Tak banyak masyarakat tahu, ketersediaan arsip proklamasi adalah berkat jasa heroik para insan pers Indonesia.
Ketiga, kita juga sering mendengarkan suara Soekarno membacakan naskah teks proklamasi. Untuk hal ini, kita harus berterima kasih kepada Muhammad Jusuf Ronodipuro, wartawan Radio Hosokyoku milik Pemerintah Jepang.
Berdasarkan wawancara Tim Sejarah Lisan ANRI dengan Ronodipuro, 2007, saat teks Proklamasi Kemerdekaan RI dibacakan Soekarno di Jalan Pegangsaan Timur No 56, Jakarta, 17 Agustus 1945, ia berusaha meliputnya, tetapi terhalang penjagaan ketat militer Jepang. Kondisi politik dan keamanan saat itu mengakibatkan ia gagal merekam suara Soekarno saat membacakan Proklamasi. Namun, ia menyiarkan peristiwa bersejarah itu petang harinya melalui radio tempat ia bekerja.
Pada 1951, enam tahun pasca-pembacaan pertama teks Proklamasi Kemerdekaan RI, Ronodipuro memberanikan diri membujuk Soekarno agar bersedia membacakan lagi proklamasi untuk direkam.

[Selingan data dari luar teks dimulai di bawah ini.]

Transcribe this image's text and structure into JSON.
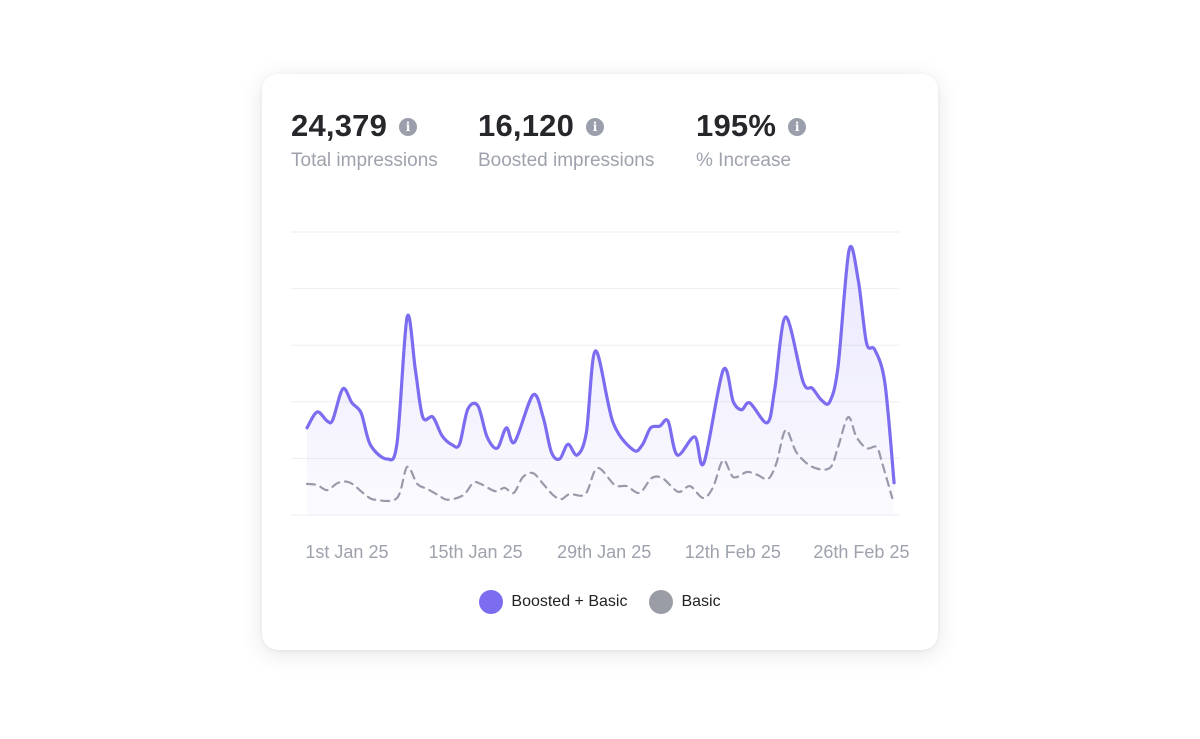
{
  "stats": [
    {
      "value": "24,379",
      "label": "Total impressions",
      "icon": "info-icon"
    },
    {
      "value": "16,120",
      "label": "Boosted impressions",
      "icon": "info-icon"
    },
    {
      "value": "195%",
      "label": "% Increase",
      "icon": "info-icon"
    }
  ],
  "info_glyph": "i",
  "chart_data": {
    "type": "line",
    "title": "",
    "xlabel": "",
    "ylabel": "",
    "x_unit": "day index (0 = ~27 Dec 24)",
    "xlim": [
      0,
      64
    ],
    "ylim": [
      0,
      500
    ],
    "grid": true,
    "gridlines": [
      0,
      100,
      200,
      300,
      400,
      500
    ],
    "x_ticks": [
      {
        "x": 5,
        "label": "1st Jan 25"
      },
      {
        "x": 19,
        "label": "15th Jan 25"
      },
      {
        "x": 33,
        "label": "29th Jan 25"
      },
      {
        "x": 47,
        "label": "12th Feb 25"
      },
      {
        "x": 61,
        "label": "26th Feb 25"
      }
    ],
    "legend_position": "bottom-center",
    "series": [
      {
        "name": "Boosted + Basic",
        "color": "#7b6cf0",
        "style": "solid",
        "fill": true,
        "points": [
          [
            0,
            154
          ],
          [
            1.1,
            182
          ],
          [
            2.2,
            166
          ],
          [
            2.8,
            168
          ],
          [
            3.9,
            223
          ],
          [
            4.9,
            198
          ],
          [
            5.9,
            180
          ],
          [
            6.9,
            124
          ],
          [
            8.7,
            99
          ],
          [
            9.8,
            127
          ],
          [
            10.9,
            350
          ],
          [
            11.8,
            256
          ],
          [
            12.6,
            173
          ],
          [
            13.7,
            173
          ],
          [
            14.7,
            140
          ],
          [
            15.8,
            124
          ],
          [
            16.6,
            125
          ],
          [
            17.5,
            187
          ],
          [
            18.6,
            193
          ],
          [
            19.6,
            138
          ],
          [
            20.7,
            118
          ],
          [
            21.7,
            154
          ],
          [
            22.6,
            129
          ],
          [
            24.6,
            212
          ],
          [
            25.7,
            173
          ],
          [
            26.6,
            111
          ],
          [
            27.5,
            99
          ],
          [
            28.4,
            125
          ],
          [
            29.4,
            106
          ],
          [
            30.4,
            145
          ],
          [
            31.4,
            290
          ],
          [
            33.3,
            164
          ],
          [
            35.5,
            115
          ],
          [
            36.5,
            124
          ],
          [
            37.4,
            154
          ],
          [
            38.4,
            157
          ],
          [
            39.3,
            166
          ],
          [
            40.3,
            106
          ],
          [
            42.2,
            138
          ],
          [
            43.2,
            92
          ],
          [
            45.3,
            256
          ],
          [
            46.4,
            200
          ],
          [
            47.3,
            186
          ],
          [
            48.2,
            198
          ],
          [
            50.1,
            163
          ],
          [
            50.9,
            221
          ],
          [
            52.1,
            350
          ],
          [
            54.0,
            235
          ],
          [
            55.0,
            224
          ],
          [
            56.0,
            203
          ],
          [
            56.9,
            200
          ],
          [
            57.8,
            262
          ],
          [
            59.0,
            468
          ],
          [
            60.0,
            415
          ],
          [
            60.9,
            304
          ],
          [
            61.8,
            292
          ],
          [
            62.9,
            233
          ],
          [
            63.9,
            57
          ]
        ]
      },
      {
        "name": "Basic",
        "color": "#9a9ca6",
        "style": "dashed",
        "fill": false,
        "points": [
          [
            0,
            55
          ],
          [
            1.1,
            53
          ],
          [
            2.2,
            44
          ],
          [
            3.4,
            57
          ],
          [
            4.7,
            57
          ],
          [
            6.4,
            35
          ],
          [
            7.4,
            27
          ],
          [
            9.8,
            30
          ],
          [
            10.9,
            85
          ],
          [
            12.0,
            55
          ],
          [
            13.1,
            46
          ],
          [
            14.3,
            35
          ],
          [
            15.3,
            27
          ],
          [
            17.0,
            35
          ],
          [
            18.1,
            57
          ],
          [
            18.9,
            55
          ],
          [
            20.5,
            42
          ],
          [
            21.5,
            48
          ],
          [
            22.5,
            39
          ],
          [
            23.5,
            67
          ],
          [
            24.6,
            74
          ],
          [
            25.7,
            55
          ],
          [
            26.8,
            35
          ],
          [
            27.7,
            28
          ],
          [
            28.6,
            37
          ],
          [
            30.3,
            37
          ],
          [
            31.6,
            83
          ],
          [
            33.5,
            53
          ],
          [
            34.8,
            51
          ],
          [
            36.2,
            39
          ],
          [
            37.5,
            65
          ],
          [
            38.7,
            65
          ],
          [
            40.4,
            41
          ],
          [
            41.7,
            51
          ],
          [
            43.1,
            30
          ],
          [
            44.2,
            49
          ],
          [
            45.3,
            97
          ],
          [
            46.4,
            67
          ],
          [
            47.9,
            76
          ],
          [
            49.0,
            71
          ],
          [
            50.2,
            64
          ],
          [
            51.1,
            92
          ],
          [
            52.1,
            150
          ],
          [
            53.3,
            110
          ],
          [
            55.0,
            85
          ],
          [
            56.9,
            83
          ],
          [
            57.8,
            120
          ],
          [
            58.9,
            173
          ],
          [
            59.8,
            138
          ],
          [
            60.9,
            118
          ],
          [
            62.0,
            120
          ],
          [
            62.6,
            92
          ],
          [
            63.7,
            30
          ]
        ]
      }
    ]
  }
}
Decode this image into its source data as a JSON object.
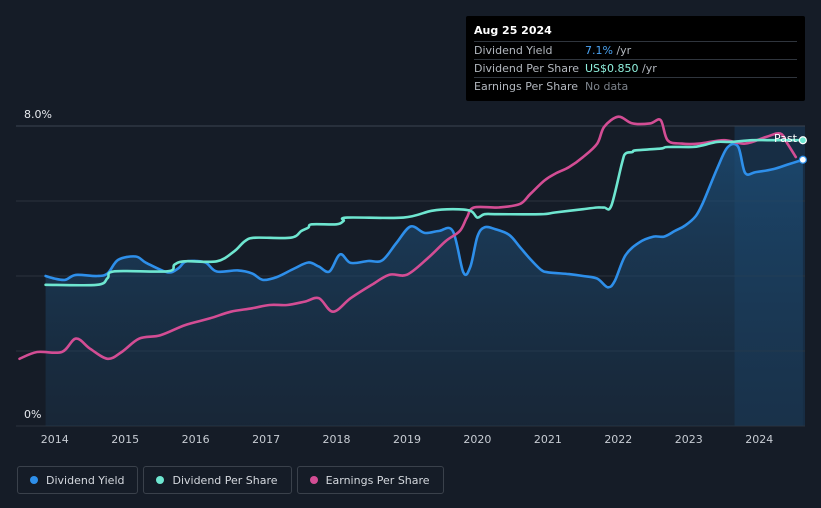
{
  "tooltip": {
    "date": "Aug 25 2024",
    "rows": [
      {
        "label": "Dividend Yield",
        "value": "7.1%",
        "unit": " /yr"
      },
      {
        "label": "Dividend Per Share",
        "value": "US$0.850",
        "unit": " /yr"
      },
      {
        "label": "Earnings Per Share",
        "value": "No data",
        "unit": ""
      }
    ]
  },
  "legend": [
    {
      "label": "Dividend Yield",
      "color": "#2e8fea"
    },
    {
      "label": "Dividend Per Share",
      "color": "#6ee6d0"
    },
    {
      "label": "Earnings Per Share",
      "color": "#d34d94"
    }
  ],
  "chart_data": {
    "type": "line",
    "title": "",
    "xlabel": "",
    "ylabel": "",
    "y_axis_labels": [
      "8.0%",
      "0%"
    ],
    "ylim": [
      0,
      8.0
    ],
    "xlim": [
      2013.45,
      2024.65
    ],
    "x_ticks": [
      "2014",
      "2015",
      "2016",
      "2017",
      "2018",
      "2019",
      "2020",
      "2021",
      "2022",
      "2023",
      "2024"
    ],
    "past_label": "Past",
    "past_region_start": 2023.65,
    "series": [
      {
        "name": "Dividend Yield",
        "color": "#2e8fea",
        "unit": "%",
        "area": true,
        "x": [
          2013.87,
          2014.0,
          2014.15,
          2014.3,
          2014.6,
          2014.75,
          2014.9,
          2015.15,
          2015.3,
          2015.6,
          2015.75,
          2015.85,
          2016.0,
          2016.15,
          2016.3,
          2016.6,
          2016.8,
          2016.95,
          2017.15,
          2017.4,
          2017.6,
          2017.75,
          2017.9,
          2018.05,
          2018.2,
          2018.45,
          2018.65,
          2018.85,
          2019.05,
          2019.25,
          2019.45,
          2019.65,
          2019.8,
          2019.9,
          2020.0,
          2020.1,
          2020.25,
          2020.45,
          2020.6,
          2020.75,
          2020.9,
          2021.0,
          2021.3,
          2021.5,
          2021.7,
          2021.85,
          2021.95,
          2022.1,
          2022.3,
          2022.5,
          2022.65,
          2022.8,
          2022.95,
          2023.1,
          2023.2,
          2023.4,
          2023.55,
          2023.7,
          2023.8,
          2023.95,
          2024.2,
          2024.4,
          2024.62
        ],
        "values": [
          4.0,
          3.93,
          3.9,
          4.03,
          4.0,
          4.07,
          4.43,
          4.52,
          4.35,
          4.1,
          4.2,
          4.38,
          4.4,
          4.35,
          4.12,
          4.15,
          4.07,
          3.9,
          3.97,
          4.2,
          4.36,
          4.25,
          4.12,
          4.58,
          4.35,
          4.4,
          4.42,
          4.88,
          5.32,
          5.15,
          5.2,
          5.2,
          4.1,
          4.25,
          5.05,
          5.3,
          5.25,
          5.1,
          4.78,
          4.45,
          4.17,
          4.1,
          4.05,
          4.0,
          3.93,
          3.7,
          3.87,
          4.55,
          4.9,
          5.05,
          5.05,
          5.2,
          5.35,
          5.6,
          5.95,
          6.85,
          7.43,
          7.45,
          6.75,
          6.77,
          6.85,
          6.97,
          7.1
        ]
      },
      {
        "name": "Dividend Per Share",
        "color": "#6ee6d0",
        "unit": "US$",
        "x": [
          2013.87,
          2014.6,
          2014.75,
          2014.85,
          2015.6,
          2015.7,
          2015.85,
          2016.3,
          2016.55,
          2016.7,
          2016.85,
          2017.35,
          2017.5,
          2017.6,
          2017.65,
          2018.0,
          2018.1,
          2018.15,
          2018.95,
          2019.35,
          2019.65,
          2019.9,
          2020.0,
          2020.1,
          2020.3,
          2020.9,
          2021.1,
          2021.5,
          2021.7,
          2021.8,
          2021.9,
          2022.05,
          2022.1,
          2022.2,
          2022.25,
          2022.6,
          2022.7,
          2023.05,
          2023.2,
          2023.4,
          2023.6,
          2023.9,
          2024.2,
          2024.4,
          2024.62
        ],
        "values": [
          0.42,
          0.42,
          0.44,
          0.46,
          0.46,
          0.48,
          0.49,
          0.49,
          0.52,
          0.55,
          0.56,
          0.56,
          0.58,
          0.59,
          0.6,
          0.6,
          0.61,
          0.62,
          0.62,
          0.64,
          0.645,
          0.64,
          0.62,
          0.63,
          0.63,
          0.63,
          0.635,
          0.645,
          0.65,
          0.65,
          0.655,
          0.78,
          0.81,
          0.815,
          0.82,
          0.825,
          0.83,
          0.83,
          0.835,
          0.845,
          0.845,
          0.85,
          0.85,
          0.85,
          0.85
        ]
      },
      {
        "name": "Earnings Per Share",
        "color": "#d34d94",
        "unit": "US$",
        "x": [
          2013.5,
          2013.75,
          2014.1,
          2014.3,
          2014.5,
          2014.75,
          2014.95,
          2015.2,
          2015.5,
          2015.85,
          2016.2,
          2016.5,
          2016.8,
          2017.05,
          2017.3,
          2017.55,
          2017.75,
          2017.95,
          2018.2,
          2018.5,
          2018.75,
          2019.0,
          2019.3,
          2019.55,
          2019.75,
          2019.85,
          2019.95,
          2020.3,
          2020.6,
          2020.75,
          2020.95,
          2021.1,
          2021.3,
          2021.5,
          2021.7,
          2021.8,
          2022.0,
          2022.2,
          2022.45,
          2022.6,
          2022.7,
          2022.9,
          2023.15,
          2023.5,
          2023.8,
          2024.1,
          2024.3,
          2024.4,
          2024.52
        ],
        "values": [
          0.2,
          0.22,
          0.22,
          0.26,
          0.23,
          0.2,
          0.22,
          0.26,
          0.27,
          0.3,
          0.32,
          0.34,
          0.35,
          0.36,
          0.36,
          0.37,
          0.38,
          0.34,
          0.38,
          0.42,
          0.45,
          0.45,
          0.5,
          0.55,
          0.58,
          0.62,
          0.65,
          0.65,
          0.66,
          0.69,
          0.73,
          0.75,
          0.77,
          0.8,
          0.84,
          0.89,
          0.92,
          0.9,
          0.9,
          0.91,
          0.85,
          0.84,
          0.84,
          0.85,
          0.84,
          0.86,
          0.87,
          0.84,
          0.8
        ]
      }
    ]
  }
}
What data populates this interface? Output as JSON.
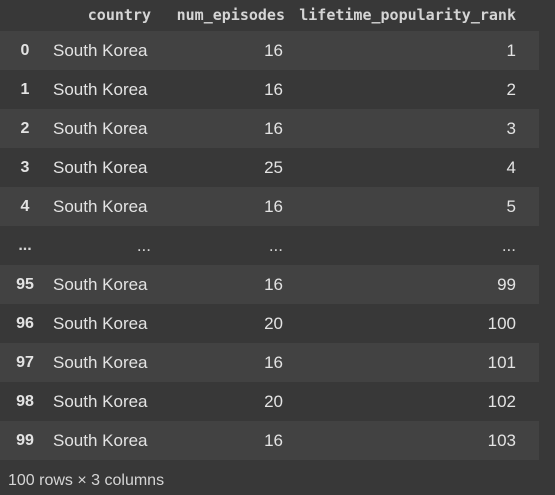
{
  "table": {
    "columns": [
      "country",
      "num_episodes",
      "lifetime_popularity_rank"
    ],
    "rows": [
      {
        "index": "0",
        "country": "South Korea",
        "num_episodes": "16",
        "lifetime_popularity_rank": "1"
      },
      {
        "index": "1",
        "country": "South Korea",
        "num_episodes": "16",
        "lifetime_popularity_rank": "2"
      },
      {
        "index": "2",
        "country": "South Korea",
        "num_episodes": "16",
        "lifetime_popularity_rank": "3"
      },
      {
        "index": "3",
        "country": "South Korea",
        "num_episodes": "25",
        "lifetime_popularity_rank": "4"
      },
      {
        "index": "4",
        "country": "South Korea",
        "num_episodes": "16",
        "lifetime_popularity_rank": "5"
      },
      {
        "index": "...",
        "country": "...",
        "num_episodes": "...",
        "lifetime_popularity_rank": "..."
      },
      {
        "index": "95",
        "country": "South Korea",
        "num_episodes": "16",
        "lifetime_popularity_rank": "99"
      },
      {
        "index": "96",
        "country": "South Korea",
        "num_episodes": "20",
        "lifetime_popularity_rank": "100"
      },
      {
        "index": "97",
        "country": "South Korea",
        "num_episodes": "16",
        "lifetime_popularity_rank": "101"
      },
      {
        "index": "98",
        "country": "South Korea",
        "num_episodes": "20",
        "lifetime_popularity_rank": "102"
      },
      {
        "index": "99",
        "country": "South Korea",
        "num_episodes": "16",
        "lifetime_popularity_rank": "103"
      }
    ]
  },
  "footer": "100 rows × 3 columns",
  "colors": {
    "background": "#383838",
    "row_stripe": "#424242",
    "text": "#d5d5d5"
  }
}
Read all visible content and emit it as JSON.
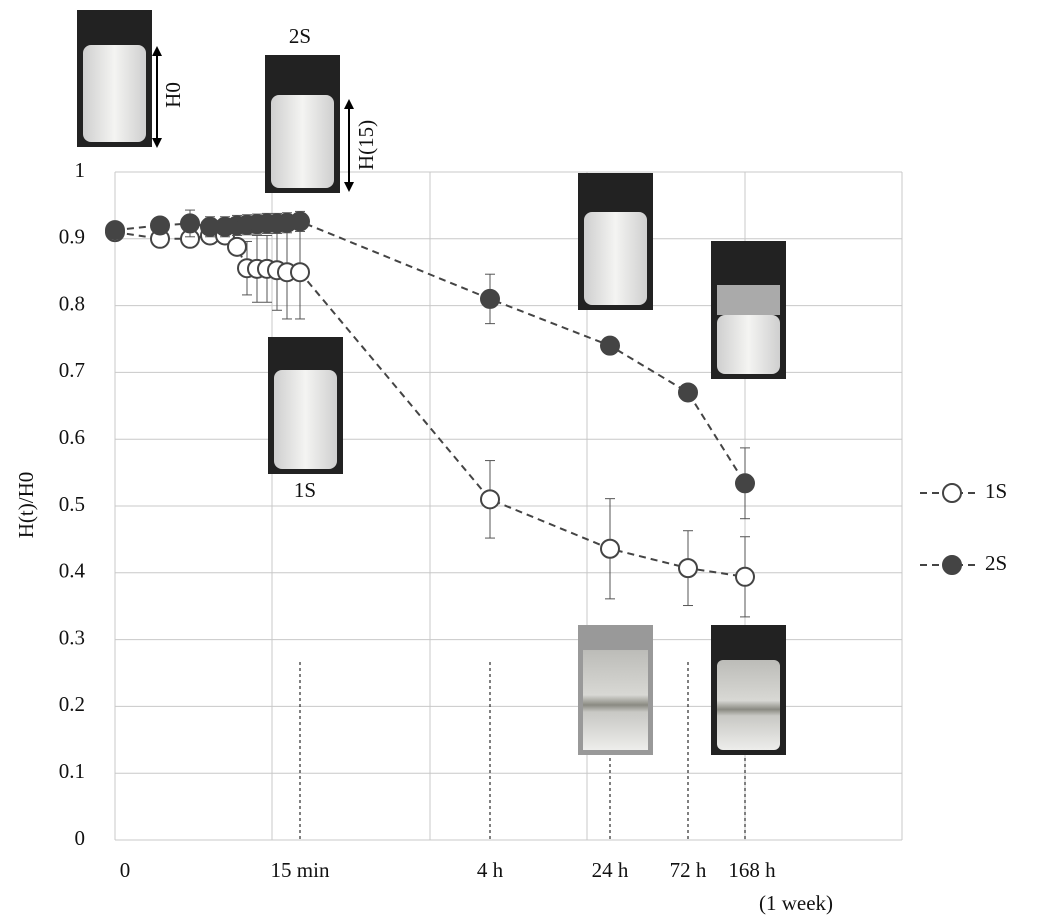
{
  "chart_data": {
    "type": "line",
    "y_label": "H(t)/H0",
    "categories": [
      "0",
      null,
      null,
      null,
      null,
      null,
      null,
      null,
      null,
      null,
      null,
      "15 min",
      "4 h",
      "24 h",
      "72 h",
      "168 h"
    ],
    "x_label_note": "(1 week)",
    "ylim": [
      0,
      1
    ],
    "yticks": [
      0,
      0.1,
      0.2,
      0.3,
      0.4,
      0.5,
      0.6,
      0.7,
      0.8,
      0.9,
      1
    ],
    "grid": true,
    "series": [
      {
        "name": "1S",
        "color": "#444444",
        "marker": "open",
        "values": [
          0.91,
          0.9,
          0.9,
          0.905,
          0.905,
          0.888,
          0.856,
          0.855,
          0.855,
          0.853,
          0.85,
          0.85,
          0.51,
          0.436,
          0.407,
          0.394
        ],
        "errors": [
          0.01,
          0.01,
          0.01,
          0.01,
          0.01,
          0.01,
          0.04,
          0.05,
          0.05,
          0.06,
          0.07,
          0.07,
          0.058,
          0.075,
          0.056,
          0.06
        ]
      },
      {
        "name": "2S",
        "color": "#444444",
        "marker": "filled",
        "values": [
          0.913,
          0.92,
          0.923,
          0.918,
          0.918,
          0.92,
          0.921,
          0.922,
          0.923,
          0.923,
          0.924,
          0.926,
          0.81,
          0.74,
          0.67,
          0.534
        ],
        "errors": [
          0.01,
          0.01,
          0.02,
          0.015,
          0.015,
          0.015,
          0.015,
          0.015,
          0.015,
          0.015,
          0.015,
          0.015,
          0.037,
          0.01,
          0.01,
          0.053
        ]
      }
    ],
    "annotations": [
      "H0",
      "H(15)",
      "2S",
      "1S"
    ]
  }
}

Semula Soekarno menolak dan mengatakan, ”Tidak bisa! Proklamasi hanya satu kali, tidak bisa diulang!”
Namun, Ronodipuro mengajukan argumentasi, jika tak ada rekaman suaranya, bangsa Indonesia tak punya dokumentasi suara peristiwa sejarah perjalanan bangsa yang sangat penting itu. Akhirnya, Soekarno yang saat itu sudah presiden RI setuju suaranya direkam dan membacakan kembali teks proklamasi untuk kedua kalinya.
Sebagai insan pers di masa kemerdekaan, BM Diah, Mendur bersaudara, dan Ronodipuro telah menyelamatkan arsip proklamasi sehingga kini kita memiliki tiga jenis arsip Proklamasi Kemerdekaan RI.